1. A method for preparing 4,4'-HMDA with low trans-trans isomer content, comprising the following steps: In the presence of a catalyst, a feed liquid containing 4,4'-diaminodiphenylmethane and hydrogen gas are subjected to a continuous batch reaction at a feed rate that varies with time. The feed rate of the feed liquid containing 4,4'-diaminodiphenylmethane is: Where T is the flow rate control period and is an integer of 8 ≤ T ≤ 24, in hours (h); t is the running time and is an integer of 0 ≤ t ≤ 2000, in hours (h). The hydrogen feed rate is V. 气 =6K1V m ωV 料 / M MDA L / h, where 1.1≤K1≤1.5, V m With a standard gas molar volume of 22.4 L / mol, M MDA It is 198 g / mol; The concentration ω of the feed liquid containing 4,4'-diaminodiphenylmethane is 20-60 wt%, based on the mass of solvent and feed.

2. The method according to claim 1, characterized in that, The maximum mass hourly space velocity (MSV) of the catalyst does not exceed 30 gMDA / gCAT*h within a control cycle.

3. The method according to claim 1, characterized in that, The catalyst is a supported catalyst, comprising an active metal and a support; the active metal is selected from one or more of Pd, Pt, Ir, Co, Ru, and Rh; the support is selected from one or more of alumina, activated carbon, silicon dioxide, zirconium oxide, diatomaceous earth, barium sulfate, magnesium oxide, titanium dioxide, and calcium carbonate.

4. The method according to claim 3, characterized in that, The catalyst contains 0.1-10 wt% active metal.

5. The method according to claim 3, characterized in that, The catalyst contains 2-4 wt% active metal.
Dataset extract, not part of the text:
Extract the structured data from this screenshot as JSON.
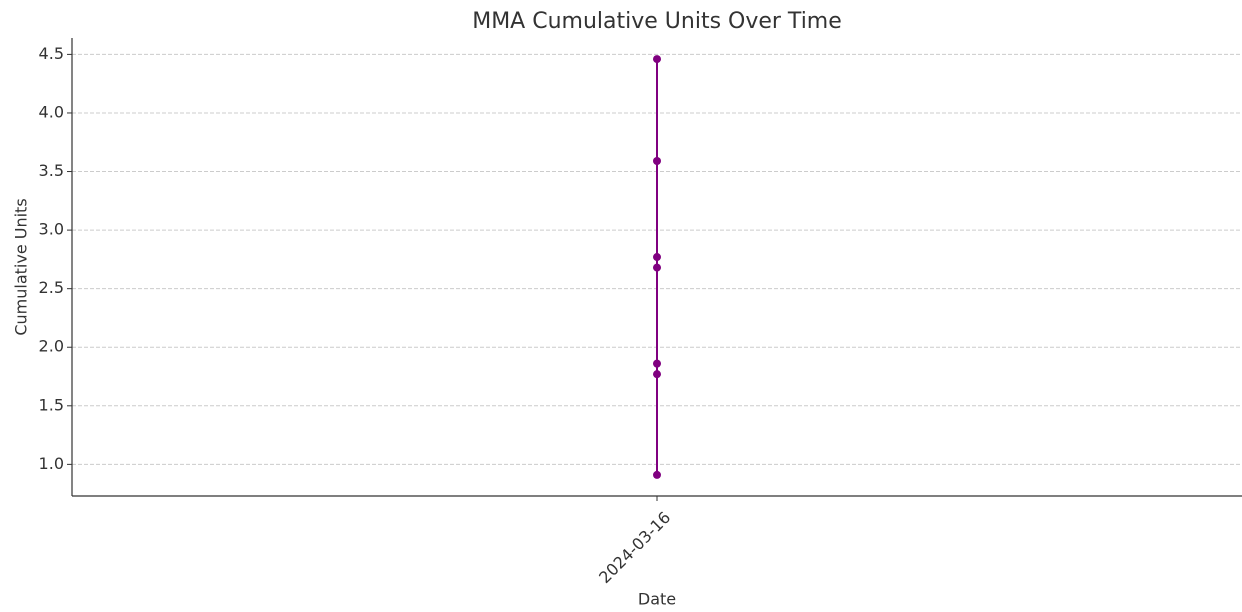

6. The method according to claim 3, characterized in that, The catalyst is Ru / SiO2.

7. The method according to claim 1, characterized in that, The reaction temperature is 100–200℃, and the reaction pressure is 3–12 MPa.

8. The method according to claim 1, characterized in that, The reaction temperature is 140–150℃, and the reaction pressure is 5–8 MPa.